差し出された穂積の手を両手で精一杯握って、押し返す。涙が溢れるのを見られないように俯いた。抗いがたい懐かしさに、心が悲鳴をあげている。

取り戻した記憶の一部は、もう違う世界の出来事ではない。
自分の感じた、経験したこととして、胸の奥にじわじわとしみ出してくる。

このひとは、俺の、命よりも大切な人だった。
このひとと、生きることが出来れば、何を捨てても構わなかった。


だけど、帰らなくちゃ。待っているひとがいる。
俺が、それを選んだのだから。望んだのだから。


「…すまない、冗談だよ」

穂積はそう言ったが。もしかしたら、半ば本気だったのかもしれない。だってこの幸福は、瑞だけのものではない。この人もまた、悲しみと、後悔とともに手放したかもしれない光景だから。

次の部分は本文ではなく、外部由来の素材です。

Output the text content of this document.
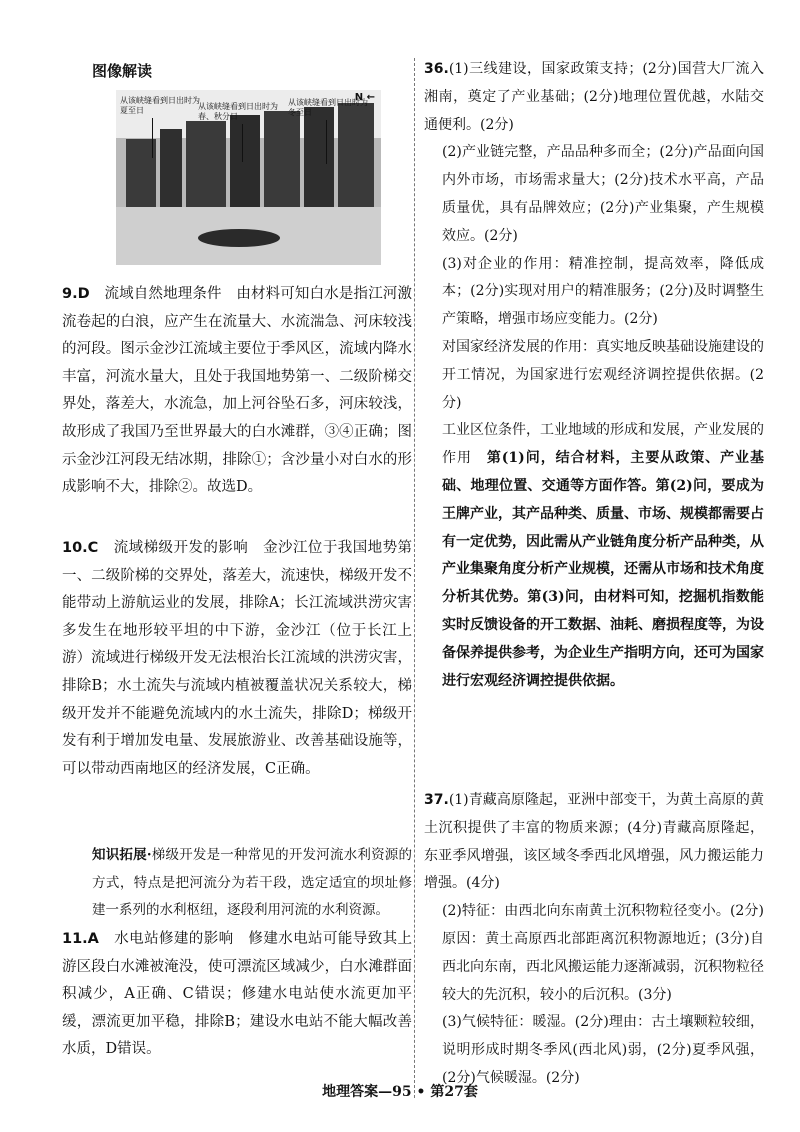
图像解读
从该峡缝看到日出时为夏至日	从该峡缝看到日出时为春、秋分日
从该峡缝看到日出时为冬至日
N ←
9.D　 流域自然地理条件　由材料可知白水是指江河激流卷起的白浪，应产生在流量大、水流湍急、河床较浅的河段。图示金沙江流域主要位于季风区，流域内降水丰富，河流水量大，且处于我国地势第一、二级阶梯交界处，落差大，水流急，加上河谷坠石多，河床较浅，故形成了我国乃至世界最大的白水滩群，③④正确；图示金沙江河段无结冰期，排除①；含沙量小对白水的形成影响不大，排除②。故选D。
10.C　 流域梯级开发的影响　金沙江位于我国地势第一、二级阶梯的交界处，落差大，流速快，梯级开发不能带动上游航运业的发展，排除A；长江流域洪涝灾害多发生在地形较平坦的中下游，金沙江（位于长江上游）流域进行梯级开发无法根治长江流域的洪涝灾害，排除B；水土流失与流域内植被覆盖状况关系较大，梯级开发并不能避免流域内的水土流失，排除D；梯级开发有利于增加发电量、发展旅游业、改善基础设施等，可以带动西南地区的经济发展，C正确。
知识拓展·梯级开发是一种常见的开发河流水利资源的方式，特点是把河流分为若干段，选定适宜的坝址修建一系列的水利枢纽，逐段利用河流的水利资源。
11.A　 水电站修建的影响　修建水电站可能导致其上游区段白水滩被淹没，使可漂流区域减少，白水滩群面积减少，A正确、C错误；修建水电站使水流更加平缓，漂流更加平稳，排除B；建设水电站不能大幅改善水质，D错误。
36.(1)三线建设，国家政策支持；(2分)国营大厂流入湘南，奠定了产业基础；(2分)地理位置优越，水陆交通便利。(2分)
(2)产业链完整，产品品种多而全；(2分)产品面向国内外市场，市场需求量大；(2分)技术水平高，产品质量优，具有品牌效应；(2分)产业集聚，产生规模效应。(2分)
(3)对企业的作用：精准控制，提高效率，降低成本；(2分)实现对用户的精准服务；(2分)及时调整生产策略，增强市场应变能力。(2分)
对国家经济发展的作用：真实地反映基础设施建设的开工情况，为国家进行宏观经济调控提供依据。(2分)
工业区位条件，工业地域的形成和发展，产业发展的作用　第(1)问，结合材料，主要从政策、产业基础、地理位置、交通等方面作答。第(2)问，要成为王牌产业，其产品种类、质量、市场、规模都需要占有一定优势，因此需从产业链角度分析产品种类，从产业集聚角度分析产业规模，还需从市场和技术角度分析其优势。第(3)问，由材料可知，挖掘机指数能实时反馈设备的开工数据、油耗、磨损程度等，为设备保养提供参考，为企业生产指明方向，还可为国家进行宏观经济调控提供依据。
37.(1)青藏高原隆起，亚洲中部变干，为黄土高原的黄土沉积提供了丰富的物质来源；(4分)青藏高原隆起，东亚季风增强，该区域冬季西北风增强，风力搬运能力增强。(4分)
(2)特征：由西北向东南黄土沉积物粒径变小。(2分)原因：黄土高原西北部距离沉积物源地近；(3分)自西北向东南，西北风搬运能力逐渐减弱，沉积物粒径较大的先沉积，较小的后沉积。(3分)
(3)气候特征：暖湿。(2分)理由：古土壤颗粒较细，说明形成时期冬季风(西北风)弱，(2分)夏季风强，(2分)气候暖湿。(2分)
地理答案—95 • 第27套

でも、だからこそ、この手をとるわけにはいかないのだ。

「この手を離すのが、私の最期のお役目だ。瑞」

そっと手が離される。

「…お行き。どうか幸せに」

夜が明ける。眩しい陽光が差し込んでくる。新しい日が始まる。ここからまた、始まる。



「…ありがとう、」



瑞の呟きは、光の中に消え去った。いつかの自分がいた、もう一つの歴史の中へ。